Sonus first teamed with the NCS at the 2004 event to demonstrate emergency features and voice over IP-based next-generation networks features for the Government Emergency Telecommunications Service (GETS). Soon afterward, NCS contracted with Sonus to develop a resource priority header in its code that could be used with GETS, which, along with the Wireless Priority System (WPS), is part of the Information Analysis and Infrastructure Protection Division of the Department of Homeland Security.
This type of emergency calling is unrelated to services such as E911. “In fact, it's the opposite of 911,” said Tom Phelan, principal architect for Sonus. “911 is the public calling the government. This is frontline emergency workers trying to provide services and getting priority access to the network. It allows them to have a high probability of completion. They can get their calls through when other people can't.”
One of the new features that allows this is called Office Wide Call Queuing. It doesn't disconnect calls already established but creates a queue for gaining access to busy trunks rather than simply denying access with a busy signal. Emergency workers put themselves in queue by dialing the GETS number and entering their NCS-approved access code. There are currently around 200,000 people approved for priority access, according to the NCS.
Priority access also allows designated emergency workers to override certain network management traffic controls. When the phone company restricts inbound calls to a disaster area to give people in that area a better chance of calling out, for example, it allows NCS priority users to get their calls in.
For the GMI 2006 demo, Telcordia and SAIC provided custom programming for the session initiation protocol (SIP)-based phones and the Parlay Application Server. The NCS contributed the server while Sonus added the resource priority code and used its GSX Media gateway, Network Border Switch and PSX Policy Router to complete high-priority calls to and from SIP to public networks set up in Verizon's Waltham, Mass., lab.
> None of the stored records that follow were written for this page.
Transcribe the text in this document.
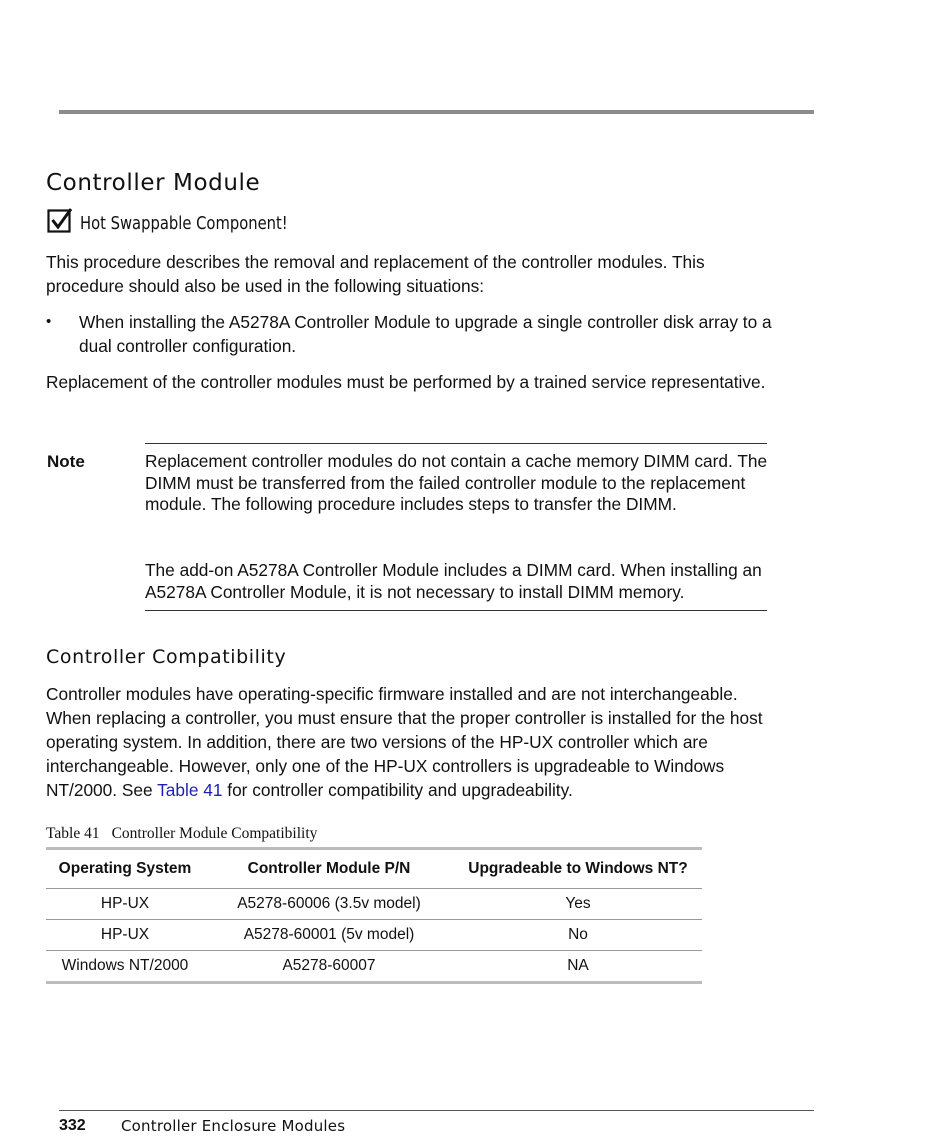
Controller Module
Hot Swappable Component!

This procedure describes the removal and replacement of the controller modules. This procedure should also be used in the following situations:

• When installing the A5278A Controller Module to upgrade a single controller disk array to a dual controller configuration.

Replacement of the controller modules must be performed by a trained service representative.

Note	Replacement controller modules do not contain a cache memory DIMM card. The DIMM must be transferred from the failed controller module to the replacement module. The following procedure includes steps to transfer the DIMM.

The add-on A5278A Controller Module includes a DIMM card. When installing an A5278A Controller Module, it is not necessary to install DIMM memory.

Controller Compatibility

Controller modules have operating-specific firmware installed and are not interchangeable. When replacing a controller, you must ensure that the proper controller is installed for the host operating system. In addition, there are two versions of the HP-UX controller which are interchangeable. However, only one of the HP-UX controllers is upgradeable to Windows NT/2000. See Table 41 for controller compatibility and upgradeability.

Table 41 Controller Module Compatibility

Operating System	Controller Module P/N	Upgradeable to Windows NT?
HP-UX	A5278-60006 (3.5v model)	Yes
HP-UX	A5278-60001 (5v model)	No
Windows NT/2000	A5278-60007	NA
332 Controller Enclosure Modules
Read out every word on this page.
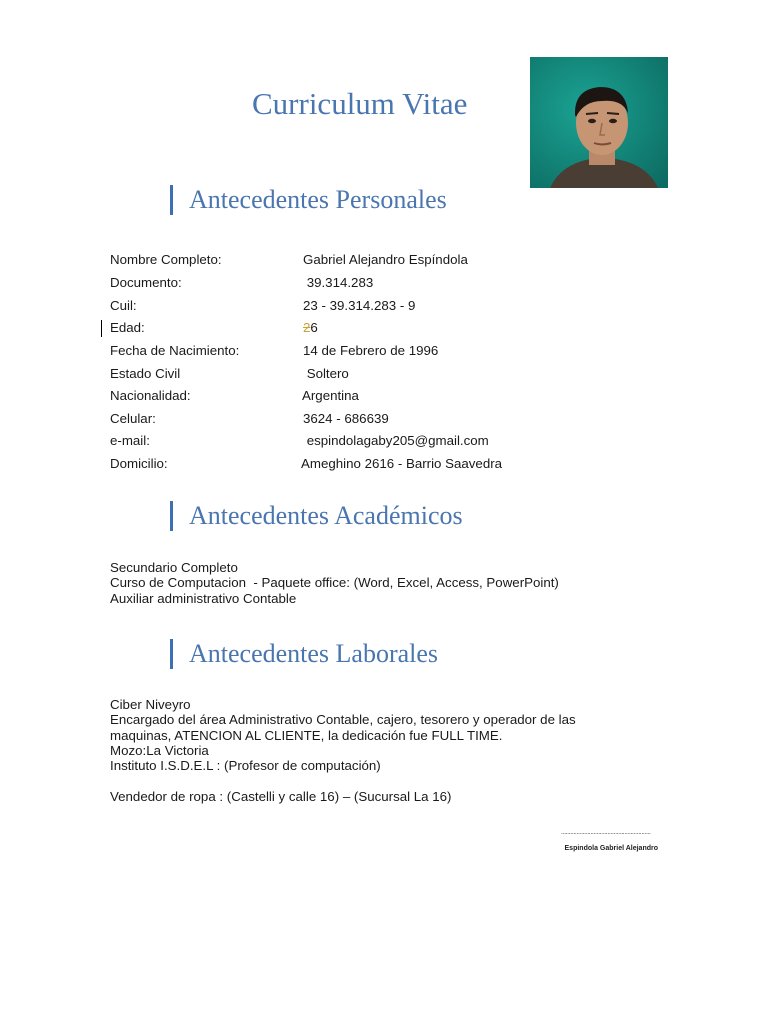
Curriculum Vitae
Antecedentes Personales
Nombre Completo:	Gabriel Alejandro Espíndola
Documento:	39.314.283
Cuil:	23 - 39.314.283 - 9
Edad:	26
Fecha de Nacimiento:	14 de Febrero de 1996
Estado Civil	Soltero
Nacionalidad:	Argentina
Celular:	3624 - 686639
e-mail:	espindolagaby205@gmail.com
Domicilio:	Ameghino 2616 - Barrio Saavedra
Antecedentes Académicos
Secundario Completo
Curso de Computacion  - Paquete office: (Word, Excel, Access, PowerPoint)
Auxiliar administrativo Contable
Antecedentes Laborales
Ciber Niveyro
Encargado del área Administrativo Contable, cajero, tesorero y operador de las
maquinas, ATENCION AL CLIENTE, la dedicación fue FULL TIME.
Mozo:La Victoria
Instituto I.S.D.E.L : (Profesor de computación)
Vendedor de ropa : (Castelli y calle 16) – (Sucursal La 16)
..........................................................
Espindola Gabriel Alejandro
Phelan called the demonstration a success and said that although the service isn't yet generally available, Sonus hopes to have it certified by the NCS in the first part of next year.
One of the baseline practices of this service is that it doesn't pre-empt calls.
“Once you get your call established, you're not going to get bumped off [the call] by the president, but the president does have a better chance of getting his call connected than you do,” Phelan said.
It would be easy to assume GETS was driven by the events of Sept. 11, 2001, but the system came on-line a couple of weeks before that. However, that emergency did drive the development of the WPS, which came out a year later.
The FCC issued a public comment on this fall's testing. “The events of Sept. 11, 2001, and last year's hurricane season underscored America's dependence on an effective national telecommunications infrastructure,” the statement read. “The new [Public Safety and Homeland Security Bureau] will build on the commission's long-standing commitment to meet the needs of public safety by promoting robust, reliable and resilient communications services in times of emergency.”
GOVERNMENT EMERGENCY TELECOMMUNICATIONS SERVICE
GETS is an emergency communications service used when National Security and Emergency Preparedness (NS/EP) personnel can't complete emergency calls through their regular telecommunications means. GETS
- was developed in response to White House tasking to provide NS/EP users emergency access and specialized processing in local and long-distance telephone networks.
- is accessed through the Federal Technology Service, the Diplomatic Telecommunications Service and the Defense Switched Network. It is in a constant state of readiness.
- uses PINs to give authorized users access and protect against fraud.
- survives numerous switch failures without call disruption because of software enhancements to public network's interconnecting paths.
- triggers Priority Treatment features such as trunk queuing using unique NS/EP codepoints that are carried across the signaling network and exempts users from restrictive network management controls used to reduce network congestion.